En varias ocasiones más volvimos a contemplar el milagro de la resurrección de Jesús, pero la ocasión en la que mi esperanza se consumó definitivamente y mi sentido de culpabilidad se esfumó para gozar completamente de la compañía de Jesús hasta el día de hoy, fue cuando me tomó aparte para hablar conmigo mientras caminábamos por la playa del mar de Tiberias. Las olas chocaban contra nuestros pies descalzos y la brisa marina movía nuestro cabello a su antojo. Yo esperaba una reprimenda, una reconvención por causa de mi traición. Me lo merecía, de eso estaba seguro. Detrás de mi ruda e impetuosa imagen que anunciaba a todos que nada podía afectarme, había una necesidad de saberme amado y perdonado por Jesús. Mi esperanza radicaba precisamente en el hecho de recibir una amonestación y un ejemplo más de su gracia y misericordia perdonadora. Por todo esto, expresé mi extrañeza ante las preguntas que Jesús me dirigió en tres ocasiones. “¿Me amas más que éstos?”, me preguntó, mirando al resto de discípulos. Aquí vi la posibilidad de redimirme por mis errores del pasado: “Sí, Señor; tú sabes que te amo.” Jesús podía leer mi corazón a la perfección, y sabía que lo amaba entrañablemente; por eso quise unir mis sentimientos a mi voz. Ante mis palabras de confesión, Jesús me encomendó que apacentase a sus corderos, a todos cuantos creyesen en él por causa de la predicación de su evangelio. Lo que no esperaba era que volviera a insistir con una nueva pregunta: “¿Me amas?” Mi contestación fue exactamente la misma que la de hacía unos minutos. Su respuesta fue similar a la anterior: “Pastorea mis ovejas.” Y lo que me dejó pasmado y desconcertado es que de nuevo insistiese en la misma pregunta: “¿Me amas?”. Entonces comprendí lo que Jesús quería hacer conmigo. En ese instante, al contar sus preguntas pude contar también mis negaciones. Si en tres ocasiones me avergoncé de él, en tres ocasiones había de profesar de viva voz mi adhesión y lealtad a él y a su misión: “Señor, tú lo sabes todo; tú sabes que te amo.” De nuevo un mandato que fui comprendiendo con el paso de los años hasta hoy: “Apacienta mis ovejas.”
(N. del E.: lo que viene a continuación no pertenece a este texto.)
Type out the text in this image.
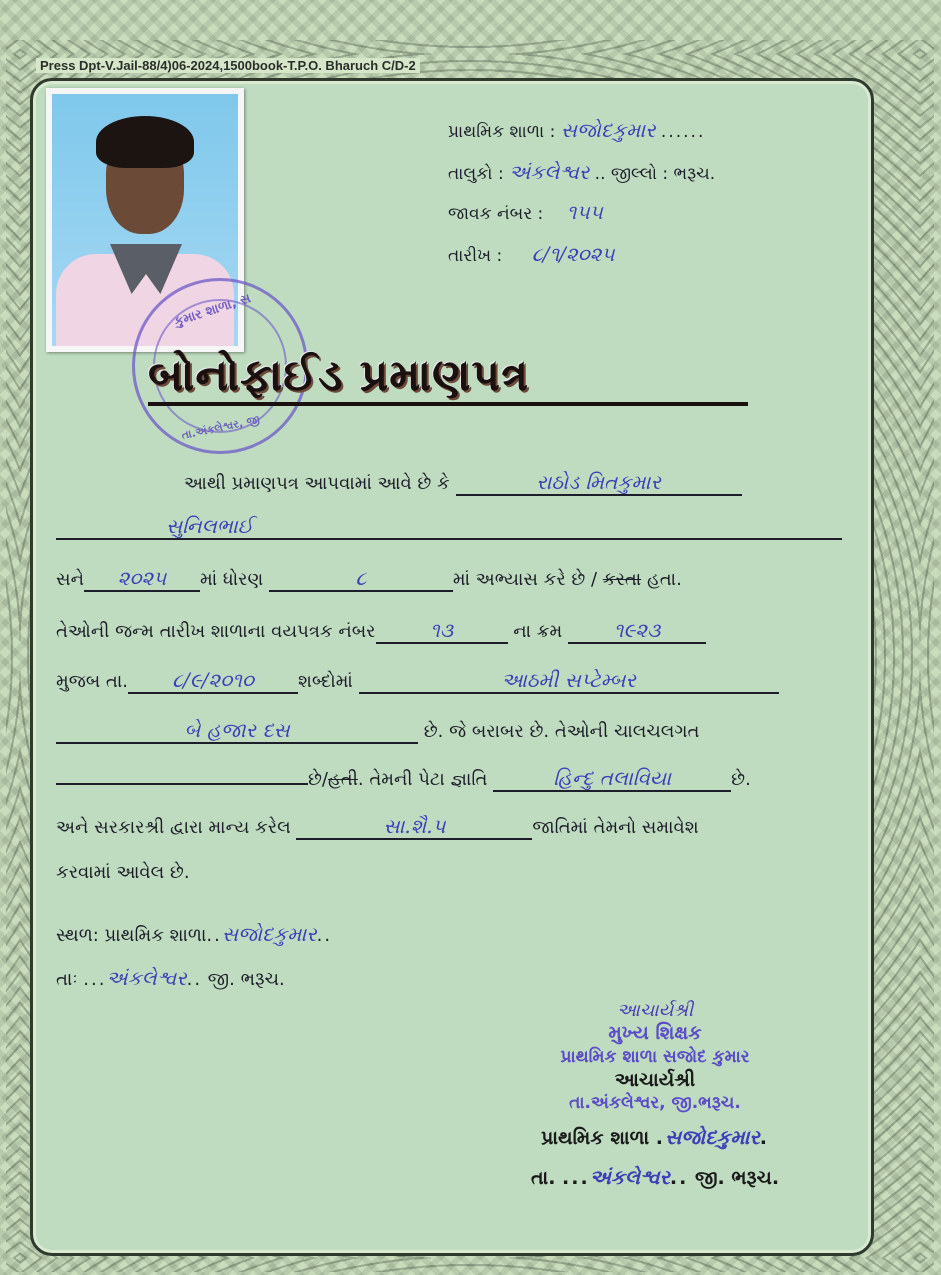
Press Dpt-V.Jail-88/4)06-2024,1500book-T.P.O. Bharuch C/D-2
કુમાર શાળા, સ
તા.અંકલેશ્વર, જી
પ્રાથમિક શાળા : સજોદકુમાર ......
તાલુકો : અંકલેશ્વર .. જીલ્લો : ભરૂચ.
જાવક નંબર : ૧૫૫
તારીખ : ૮/૧/૨૦૨૫
બોનોફાઈડ પ્રમાણપત્ર
આથી પ્રમાણપત્ર આપવામાં આવે છે કે	રાઠોડ મિતકુમાર
સુનિલભાઈ
સને ૨૦૨૫ માં ધોરણ	૮	માં અભ્યાસ કરે છે / કરતા હતા.
તેઓની જન્મ તારીખ શાળાના વયપત્રક નંબર	૧૩	ના ક્રમ	૧૯૨૩
મુજબ તા. ૮/૯/૨૦૧૦ શબ્દોમાં	આઠમી સપ્ટેમ્બર
બે હજાર દસ	છે. જે બરાબર છે. તેઓની ચાલચલગત
છે/હતી. તેમની પેટા જ્ઞાતિ	હિન્દુ તલાવિયા	છે.
અને સરકારશ્રી દ્વારા માન્ય કરેલ	સા.શૈ.પ	જાતિમાં તેમનો સમાવેશ
કરવામાં આવેલ છે.
સ્થળ: પ્રાથમિક શાળા..સજોદકુમાર..
તાઃ ...અંકલેશ્વર.. જી. ભરૂચ.
આચાર્યશ્રી
મુખ્ય શિક્ષક
પ્રાથમિક શાળા સજોદ કુમાર
આચાર્યશ્રી
તા.અંકલેશ્વર, જી.ભરૂચ.
પ્રાથમિક શાળા .સજોદકુમાર.
તા. ...અંકલેશ્વર.. જી. ભરૂચ.
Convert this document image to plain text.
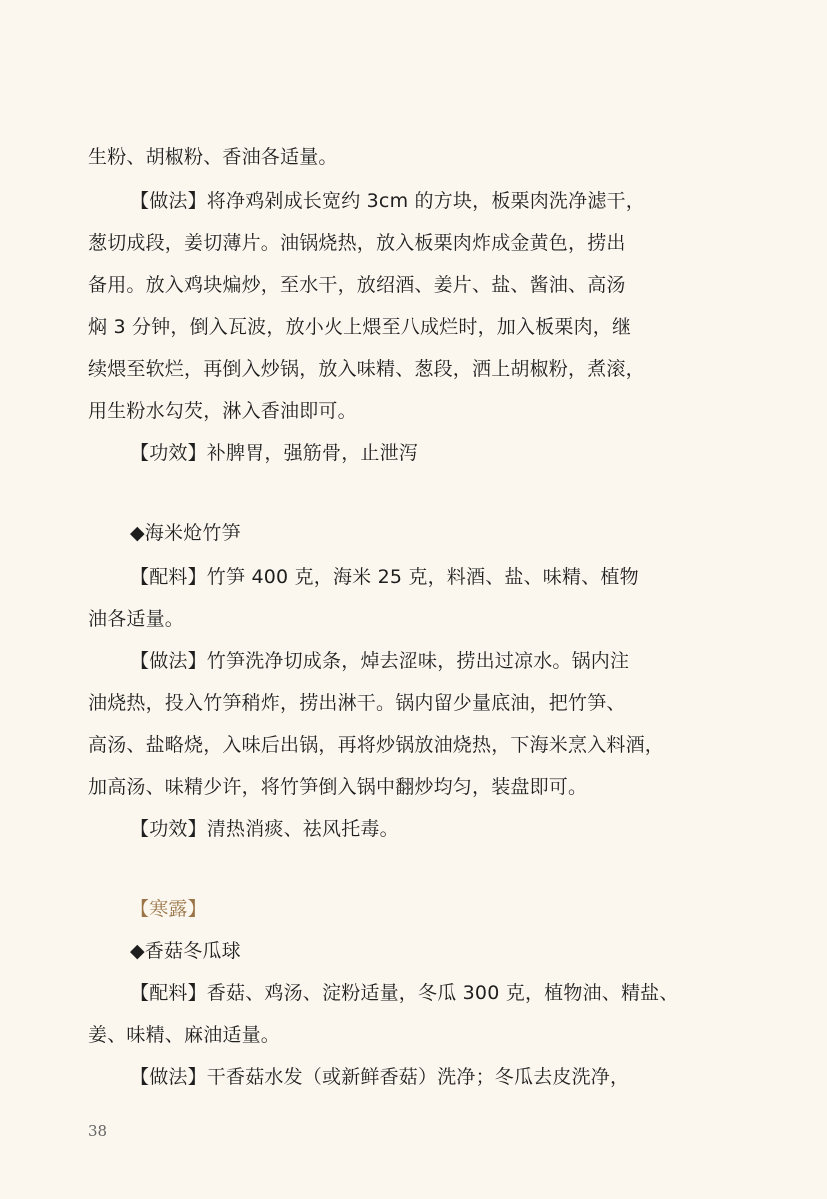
生粉、胡椒粉、香油各适量。
【做法】将净鸡剁成长宽约 3cm 的方块，板栗肉洗净滤干，
葱切成段，姜切薄片。油锅烧热，放入板栗肉炸成金黄色，捞出
备用。放入鸡块煸炒，至水干，放绍酒、姜片、盐、酱油、高汤
焖 3 分钟，倒入瓦波，放小火上煨至八成烂时，加入板栗肉，继
续煨至软烂，再倒入炒锅，放入味精、葱段，洒上胡椒粉，煮滚，
用生粉水勾芡，淋入香油即可。
【功效】补脾胃，强筋骨，止泄泻
◆海米炝竹笋
【配料】竹笋 400 克，海米 25 克，料酒、盐、味精、植物
油各适量。
【做法】竹笋洗净切成条，焯去涩味，捞出过凉水。锅内注
油烧热，投入竹笋稍炸，捞出淋干。锅内留少量底油，把竹笋、
高汤、盐略烧，入味后出锅，再将炒锅放油烧热，下海米烹入料酒，
加高汤、味精少许，将竹笋倒入锅中翻炒均匀，装盘即可。
【功效】清热消痰、祛风托毒。
【寒露】
◆香菇冬瓜球
【配料】香菇、鸡汤、淀粉适量，冬瓜 300 克，植物油、精盐、
姜、味精、麻油适量。
【做法】干香菇水发（或新鲜香菇）洗净；冬瓜去皮洗净，
38
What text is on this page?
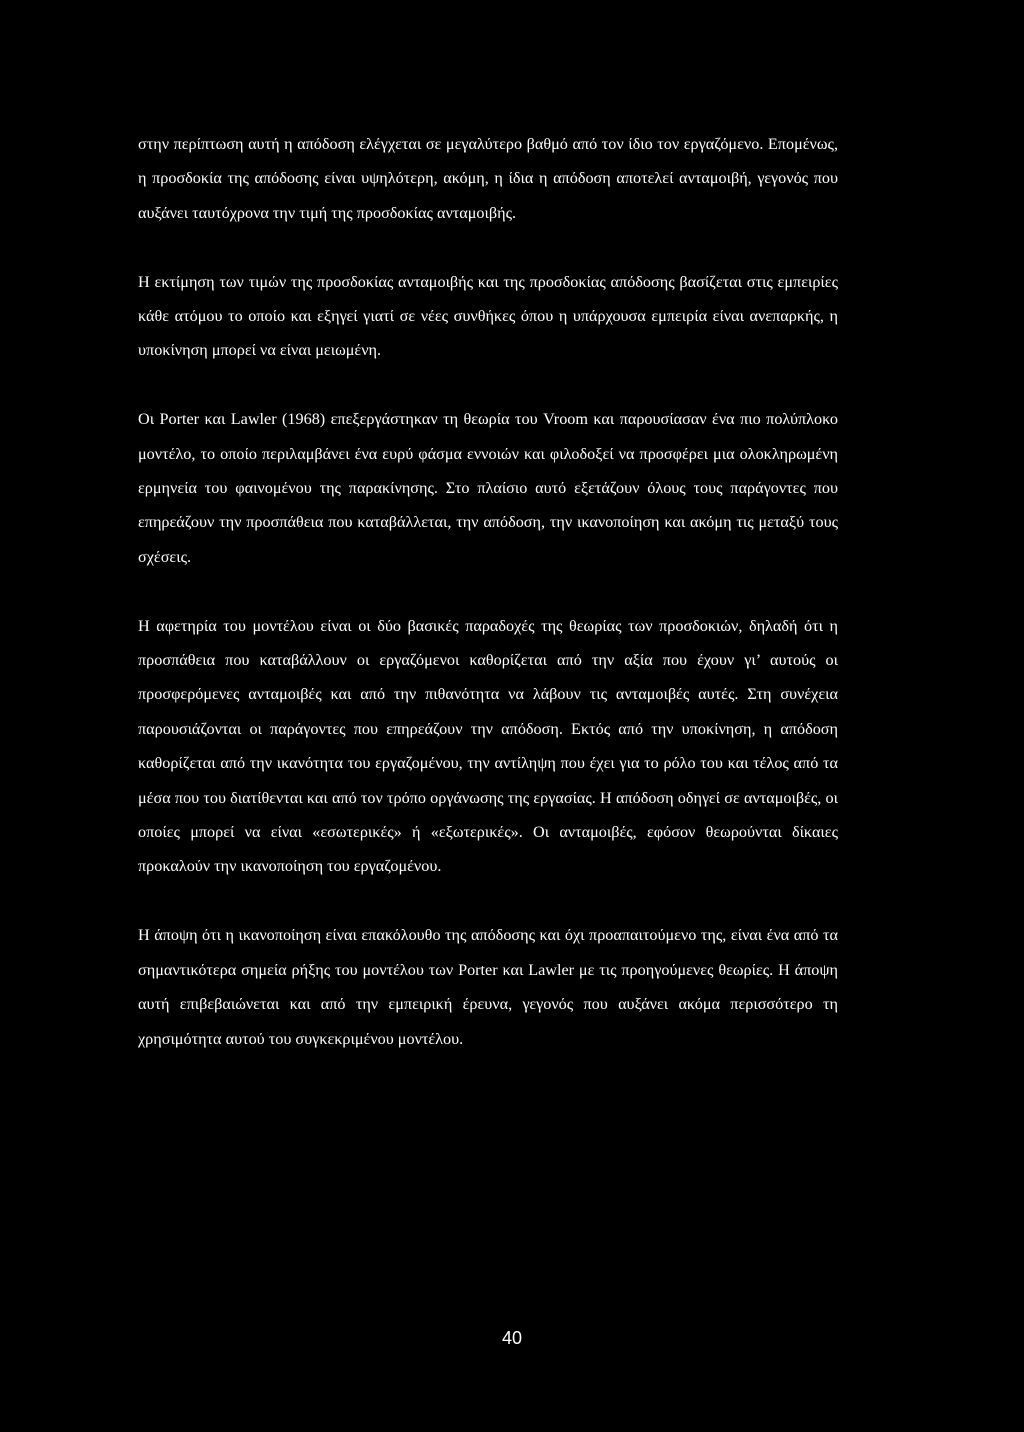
στην περίπτωση αυτή η απόδοση ελέγχεται σε μεγαλύτερο βαθμό από τον ίδιο τον εργαζόμενο. Επομένως, η προσδοκία της απόδοσης είναι υψηλότερη, ακόμη, η ίδια η απόδοση αποτελεί ανταμοιβή, γεγονός που αυξάνει ταυτόχρονα την τιμή της προσδοκίας ανταμοιβής.

Η εκτίμηση των τιμών της προσδοκίας ανταμοιβής και της προσδοκίας απόδοσης βασίζεται στις εμπειρίες κάθε ατόμου το οποίο και εξηγεί γιατί σε νέες συνθήκες όπου η υπάρχουσα εμπειρία είναι ανεπαρκής, η υποκίνηση μπορεί να είναι μειωμένη.

Οι Porter και Lawler (1968) επεξεργάστηκαν τη θεωρία του Vroom και παρουσίασαν ένα πιο πολύπλοκο μοντέλο, το οποίο περιλαμβάνει ένα ευρύ φάσμα εννοιών και φιλοδοξεί να προσφέρει μια ολοκληρωμένη ερμηνεία του φαινομένου της παρακίνησης. Στο πλαίσιο αυτό εξετάζουν όλους τους παράγοντες που επηρεάζουν την προσπάθεια που καταβάλλεται, την απόδοση, την ικανοποίηση και ακόμη τις μεταξύ τους σχέσεις.

Η αφετηρία του μοντέλου είναι οι δύο βασικές παραδοχές της θεωρίας των προσδοκιών, δηλαδή ότι η προσπάθεια που καταβάλλουν οι εργαζόμενοι καθορίζεται από την αξία που έχουν γι’ αυτούς οι προσφερόμενες ανταμοιβές και από την πιθανότητα να λάβουν τις ανταμοιβές αυτές. Στη συνέχεια παρουσιάζονται οι παράγοντες που επηρεάζουν την απόδοση. Εκτός από την υποκίνηση, η απόδοση καθορίζεται από την ικανότητα του εργαζομένου, την αντίληψη που έχει για το ρόλο του και τέλος από τα μέσα που του διατίθενται και από τον τρόπο οργάνωσης της εργασίας. Η απόδοση οδηγεί σε ανταμοιβές, οι οποίες μπορεί να είναι «εσωτερικές» ή «εξωτερικές». Οι ανταμοιβές, εφόσον θεωρούνται δίκαιες προκαλούν την ικανοποίηση του εργαζομένου.

Η άποψη ότι η ικανοποίηση είναι επακόλουθο της απόδοσης και όχι προαπαιτούμενο της, είναι ένα από τα σημαντικότερα σημεία ρήξης του μοντέλου των Porter και Lawler με τις προηγούμενες θεωρίες. Η άποψη αυτή επιβεβαιώνεται και από την εμπειρική έρευνα, γεγονός που αυξάνει ακόμα περισσότερο τη χρησιμότητα αυτού του συγκεκριμένου μοντέλου.

40
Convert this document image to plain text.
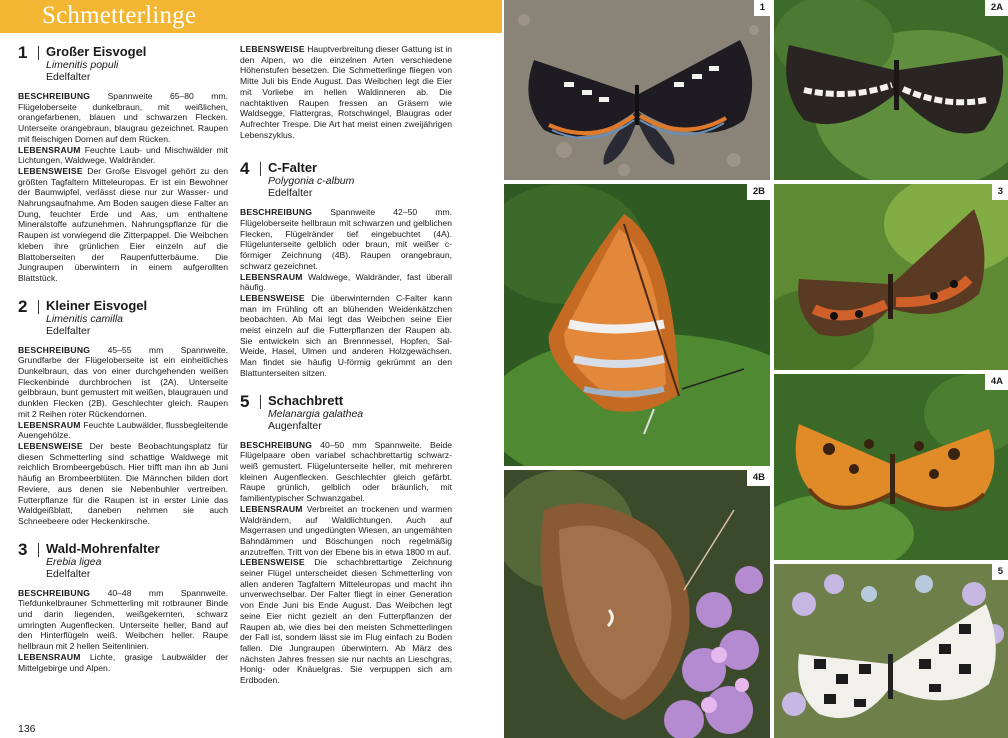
Schmetterlinge
1	Großer Eisvogel
Limenitis populi
Edelfalter

BESCHREIBUNG Spannweite 65–80 mm. Flügeloberseite dunkelbraun, mit weißlichen, orangefarbenen, blauen und schwarzen Flecken. Unterseite orangebraun, blaugrau gezeichnet. Raupen mit fleischigen Dornen auf dem Rücken.

LEBENSRAUM Feuchte Laub- und Mischwälder mit Lichtungen, Waldwege, Waldränder.

LEBENSWEISE Der Große Eisvogel gehört zu den größten Tagfaltern Mitteleuropas. Er ist ein Bewohner der Baumwipfel, verlässt diese nur zur Wasser- und Nahrungsaufnahme. Am Boden saugen diese Falter an Dung, feuchter Erde und Aas, um enthaltene Mineralstoffe aufzunehmen. Nahrungspflanze für die Raupen ist vorwiegend die Zitterpappel. Die Weibchen kleben ihre grünlichen Eier einzeln auf die Blattoberseiten der Raupenfutterbäume. Die Jungraupen überwintern in einem aufgerollten Blattstück.

2	Kleiner Eisvogel
Limenitis camilla
Edelfalter

BESCHREIBUNG 45–55 mm Spannweite. Grundfarbe der Flügeloberseite ist ein einheitliches Dunkelbraun, das von einer durchgehenden weißen Fleckenbinde durchbrochen ist (2A). Unterseite gelbbraun, bunt gemustert mit weißen, blaugrauen und dunklen Flecken (2B). Geschlechter gleich. Raupen mit 2 Reihen roter Rückendornen.

LEBENSRAUM Feuchte Laubwälder, flussbegleitende Auengehölze.

LEBENSWEISE Der beste Beobachtungsplatz für diesen Schmetterling sind schattige Waldwege mit reichlich Brombeergebüsch. Hier trifft man ihn ab Juni häufig an Brombeerblüten. Die Männchen bilden dort Reviere, aus denen sie Nebenbuhler vertreiben. Futterpflanze für die Raupen ist in erster Linie das Waldgeißblatt, daneben nehmen sie auch Schneebeere oder Heckenkirsche.

3	Wald-Mohrenfalter
Erebia ligea
Edelfalter

BESCHREIBUNG 40–48 mm Spannweite. Tiefdunkelbrauner Schmetterling mit rotbrauner Binde und darin liegenden, weißgekernten, schwarz umringten Augenflecken. Unterseite heller, Band auf den Hinterflügeln weiß. Weibchen heller. Raupe hellbraun mit 2 hellen Seitenlinien.

LEBENSRAUM Lichte, grasige Laubwälder der Mittelgebirge und Alpen.

LEBENSWEISE Hauptverbreitung dieser Gattung ist in den Alpen, wo die einzelnen Arten verschiedene Höhenstufen besetzen. Die Schmetterlinge fliegen von Mitte Juli bis Ende August. Das Weibchen legt die Eier mit Vorliebe im hellen Waldinneren ab. Die nachtaktiven Raupen fressen an Gräsern wie Waldsegge, Flattergras, Rotschwingel, Blaugras oder Aufrechter Trespe. Die Art hat meist einen zweijährigen Lebenszyklus.

4	C-Falter
Polygonia c-album
Edelfalter

BESCHREIBUNG Spannweite 42–50 mm. Flügeloberseite hellbraun mit schwarzen und gelblichen Flecken, Flügelränder tief eingebuchtet (4A). Flügelunterseite gelblich oder braun, mit weißer c-förmiger Zeichnung (4B). Raupen orangebraun, schwarz gezeichnet.

LEBENSRAUM Waldwege, Waldränder, fast überall häufig.

LEBENSWEISE Die überwinternden C-Falter kann man im Frühling oft an blühenden Weidenkätzchen beobachten. Ab Mai legt das Weibchen seine Eier meist einzeln auf die Futterpflanzen der Raupen ab. Sie entwickeln sich an Brennnessel, Hopfen, Sal-Weide, Hasel, Ulmen und anderen Holzgewächsen. Man findet sie häufig U-förmig gekrümmt an den Blattunterseiten sitzen.

5	Schachbrett
Melanargia galathea
Augenfalter

BESCHREIBUNG 40–50 mm Spannweite. Beide Flügelpaare oben variabel schachbrettartig schwarz-weiß gemustert. Flügelunterseite heller, mit mehreren kleinen Augenflecken. Geschlechter gleich gefärbt. Raupe grünlich, gelblich oder bräunlich, mit familientypischer Schwanzgabel.

LEBENSRAUM Verbreitet an trockenen und warmen Waldrändern, auf Waldlichtungen. Auch auf Magerrasen und ungedüngten Wiesen, an ungemähten Bahndämmen und Böschungen noch regelmäßig anzutreffen. Tritt von der Ebene bis in etwa 1800 m auf.

LEBENSWEISE Die schachbrettartige Zeichnung seiner Flügel unterscheidet diesen Schmetterling von allen anderen Tagfaltern Mitteleuropas und macht ihn unverwechselbar. Der Falter fliegt in einer Generation von Ende Juni bis Ende August. Das Weibchen legt seine Eier nicht gezielt an den Futterpflanzen der Raupen ab, wie dies bei den meisten Schmetterlingen der Fall ist, sondern lässt sie im Flug einfach zu Boden fallen. Die Jungraupen überwintern. Ab März des nächsten Jahres fressen sie nur nachts an Lieschgras, Honig- oder Knäuelgras. Sie verpuppen sich am Erdboden.

136
1	2A
2B	3
4A
4B
5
Nunca he olvidado su terapia de amor y esperanza. Sabía que mi esperanza todavía no podía adquirir su verdadero y pleno propósito en mi vida y en el ministerio apostólico que tenía por delante si primeramente mi corazón no era sanado por el perdón y la confesión. Ahora que peino canas y que las arrugas surcan mi atezado rostro, ahora que mis articulaciones crujen con la artrosis y que mis fuerzas flaquean, ha llegado mi cita con Cristo. Jesús me está esperando y yo sigo esperando en él aun sabiendo que mi destino es una muerte horrible. Mi vida fue una vida de esperanza contra esperanza y ahora mi martirio de amor y fidelidad servirá para glorificarle a él sobre todas las cosas.